Ki closed her eyes for an instant, got a grip on her rising anger. ‘I see.’ She gave a sigh, tried to breathe her irritation away. ‘Then why don’t you sleep in the wagon, and Vandien and I will sleep outside? That should keep everyone’s propriety intact.’
‘Near Goat? You’re going to sleep near Goat?’ The distaste in the girl’s voice was not feigned. For whatever reason she disliked Goat, it was not a pretense.
‘Vandien will protect my virtue,’ Ki assured her with heavy sarcasm, but the girl considered her words gravely. Her eyes were wide as she met Ki’s gaze.
‘I do not think even he could protect you from one such as Goat. Are you sure you wouldn’t rather sleep in the wagon also?’
‘Quite sure,’ Ki assured her. Willow’s eyes darted to a rustling in the thicket that presaged Vandien and Goat’s return.
‘I’m going to bed now. Good night. And take care!’
The last she whispered as she turned and fled to the shelter of the wagon.
When Goat and Vandien appeared, their arms were laden with dead branches for firewood. Ki nodded her approval. Already the night was cool, denying the heat of the day. ‘Where’s Willow?’ Goat demanded of her.
‘Gone to bed,’ Ki told him smoothly. ‘As we all should, if we are to get an early start tomorrow.’
‘Where?’ he repeated.
‘Where what?’ she asked, feigning puzzlement.
‘Where is Willow sleeping?’ Goat demanded. Vandien winced at the boy’s unconcealed interest.
‘In the wagon.’ Ki kept her voice unconcerned. ‘Where the night insects will not bother her.’
‘We’re all going to sleep in the wagon?’ Goat asked eagerly. Without waiting for an answer, he started toward the steps.
‘No, it would be far too crowded and stuffy. Ki and I will sleep under the wagon, and you can sleep by the fire.’
‘But …’ Goat began, and then caught Vandien’s look. Ki could not imagine what he had said to the boy, but Goat suddenly closed his lips. He kept his words in check, but not the sulky look that claimed his face. Snatching up a good portion of the scattered quilts and blankets, he began to make up a bed by the fire.
Vandien refused to acknowledge his pique. ‘Good night, Goat,’ he told the boy affably. He gathered the remaining quilts and cushions and made up their bed beneath the wagon while Ki belatedly washed the road dust from her face and smoothed her tangled hair. He was already settled when she came to join him.
‘Why under the wagon instead of next to the fire?’ she demanded as she crawled in beside him. She knew the answer, and he knew it, but he spoke anyway. His voice was sleepy. ‘Feeling of shelter, keeps the rain off. And makes it harder for anyone to attack while we’re sleeping.’
‘Like sleeping in a coffin,’ Ki grumbled. She dragged off her boots, blouse and trousers so that she was clad in loose cotton drawers and chemise. Shivering, she burrowed into the quilts and settled against Vandien. He was warm. She curled her body around his, her belly to his back. She could smell his hair and the warm skin of his neck.

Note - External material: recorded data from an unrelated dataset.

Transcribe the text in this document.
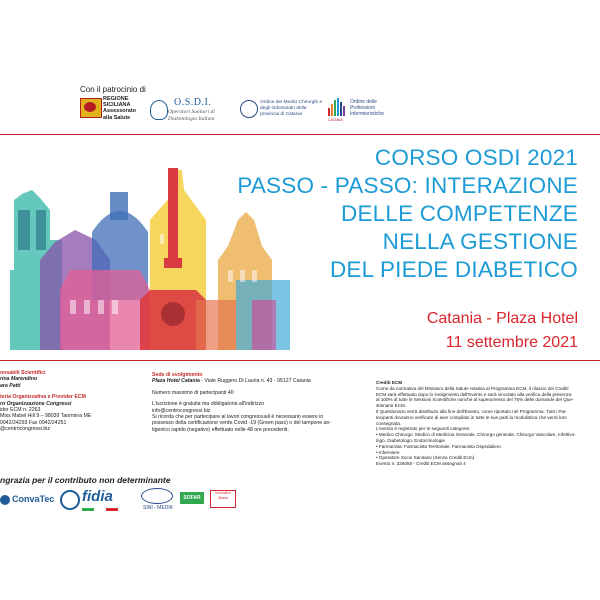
Con il patrocinio di
REGIONE
SICILIANA
Assessorato
alla Salute
O.S.D.I.
Operatori Sanitari di Diabetologia Italiani
Ordine dei Medici Chirurghi e degli Odontoiatri della provincia di Catania
CATANIA
Ordine delle Professioni Infermieristiche
CORSO OSDI 2021
PASSO - PASSO: INTERAZIONE
DELLE COMPETENZE
NELLA GESTIONE
DEL PIEDE DIABETICO
Catania - Plaza Hotel
11 settembre 2021
onsabili Scientifici
rina Marendino
ara Patti
teria Organizzativa e Provider ECM
ro Organizzazione Congressi
ider ECM n. 2263
Miss Mabel Hill 9 – 98039 Taormina ME
0942/24293 Fax 0942/24251
@centrocongressi.biz
Sede di svolgimento
Plaza Hotel Catania - Viale Ruggero Di Lauria n. 43 - 95127 Catania
Numero massimo di partecipanti 40
L'iscrizione è gratuita ma obbligatoria all'indirizzo
info@centrocongressi.biz
Si ricorda che per partecipare ai lavori congressuali è necessario essere in
possesso della certificazione verde Covid -19 (Green pass) o del tampone an-
tigenico rapido (negativo) effettuato nelle 48 ore precedenti.
Crediti ECM
Come da normativa del Ministero della Salute relativa al Programma ECM, il rilascio dei Crediti
ECM sarà effettuato dopo lo svolgimento dell'Evento e sarà vincolato alla verifica della presenza
al 100% di tutte le Sessioni Scientifiche nonché al superamento del 75% delle domande del Que-
stionario ECM.
Il Questionario verrà distribuito alla fine dell'Evento, come riportato nel Programma. Tutti i Par-
tecipanti dovranno verificare di aver compilato in tutte le sue parti la modulistica che verrà loro
consegnata.
L'evento è registrato per le seguenti categorie:
• Medico Chirurgo: Medico di Medicina Generale, Chirurgo generale, Chirurgo Vascolare, Infettivo-
logo, Diabetologo, Endocrinologia
• Farmacista: Farmacista Territoriale, Farmacista Ospedaliero
• Infermiere
• Operatore Socio Sanitario (Senza Crediti Ecm)
Evento n. 326058 - Crediti ECM assegnati 4
ngrazia per il contributo non determinante
ConvaTec fidia
SINI - MEDIK
SOFAR
Innovative Brand
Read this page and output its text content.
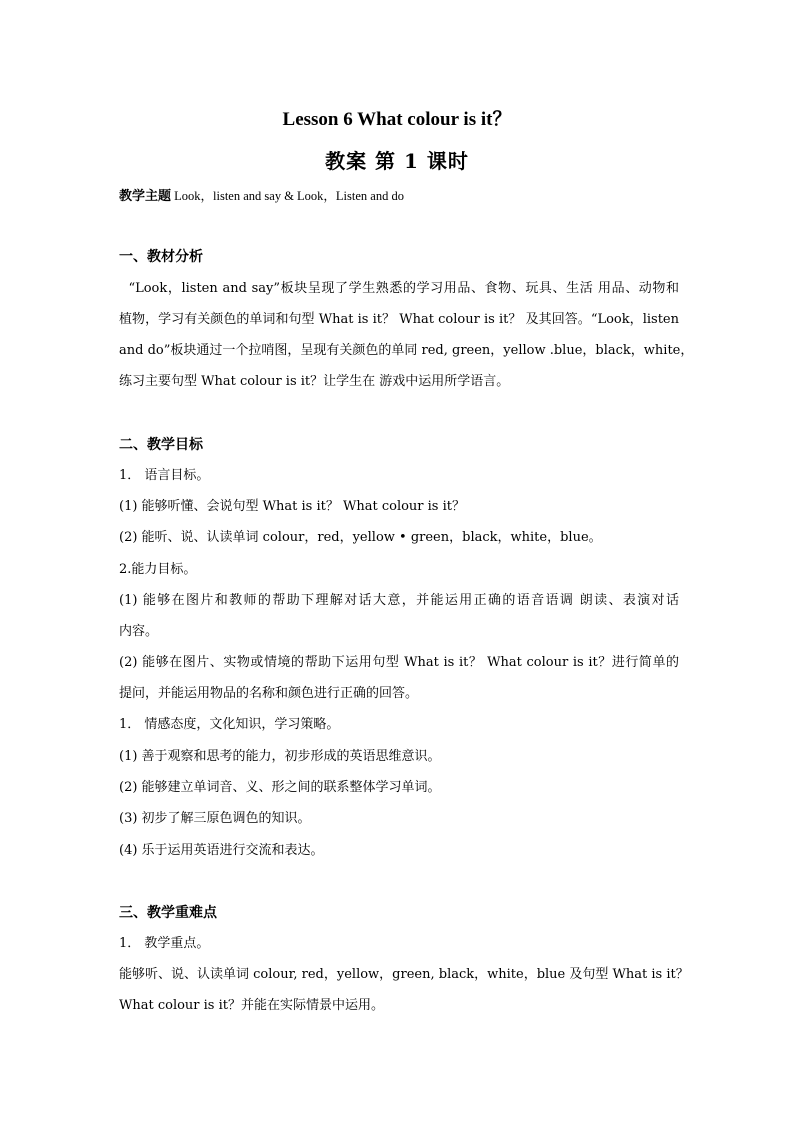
Lesson 6 What colour is it？
教案 第 1 课时
教学主题 Look，listen and say & Look，Listen and do
一、教材分析
“Look，listen and say”板块呈现了学生熟悉的学习用品、食物、玩具、生活 用品、动物和
植物，学习有关颜色的单词和句型 What is it？ What colour is it？ 及其回答。“Look，listen
and do”板块通过一个拉哨图，呈现有关颜色的单同 red, green，yellow .blue，black，white，
练习主要句型 What colour is it？让学生在 游戏中运用所学语言。
二、教学目标
1． 语言目标。
(1) 能够听懂、会说句型 What is it？ What colour is it？
(2) 能听、说、认读单词 colour，red，yellow • green，black，white，blue。
2.能力目标。
(1) 能够在图片和教师的帮助下理解对话大意，并能运用正确的语音语调 朗读、表演对话
内容。
(2) 能够在图片、实物或情境的帮助下运用句型 What is it？ What colour is it？进行简单的
提问，并能运用物品的名称和颜色进行正确的回答。
1． 情感态度，文化知识，学习策略。
(1) 善于观察和思考的能力，初步形成的英语思维意识。
(2) 能够建立单词音、义、形之间的联系整体学习单词。
(3) 初步了解三原色调色的知识。
(4) 乐于运用英语进行交流和表达。
三、教学重难点
1． 教学重点。
能够听、说、认读单词 colour, red，yellow，green, black，white，blue 及句型 What is it？
What colour is it？并能在实际情景中运用。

‘These children,’ he said softly, ‘make me feel old.’
‘Um,’ Ki agreed. She kissed the nape of his neck experimentally.
He sighed. ‘Very old. Ki, did you hear me earlier? Dictating, chastising, directing, warning. I sounded just like my uncle when I was a child.’
‘Your guardian?’ she asked. With the tip of one finger, she wrote her name on the warm skin of his back.
‘Yes. He was always directing me, never letting me do anything on my own. Not even choose which women I’d bed.’ Vandien’s voice trailed off as his mind went back to those painful times, to his futile efforts to sire an heir for his line. He moved slightly apart from Ki, and she, knowing his old pain, let him. He wouldn’t want to be touched just now. Damn. Well, that’s how it was, then. She closed her eyes, sought sleep. ‘I’d hate to think I had grown to be just like him,’ Vandien said suddenly. ‘Ki, did you hear what Willow said earlier? That she didn’t think any one as old as I am could understand why she’d run away to her lover? Do I look that old to you? Old enough to be her father?’
‘Depends on how young you started,’ Ki replied sleepily. Then, ‘Sorry. Not to me, Vandien. Only to someone as young as Willow.’
He rolled onto his back and stared up at the bottom of the wagon. ‘How old do I look to you?’ he asked quietly.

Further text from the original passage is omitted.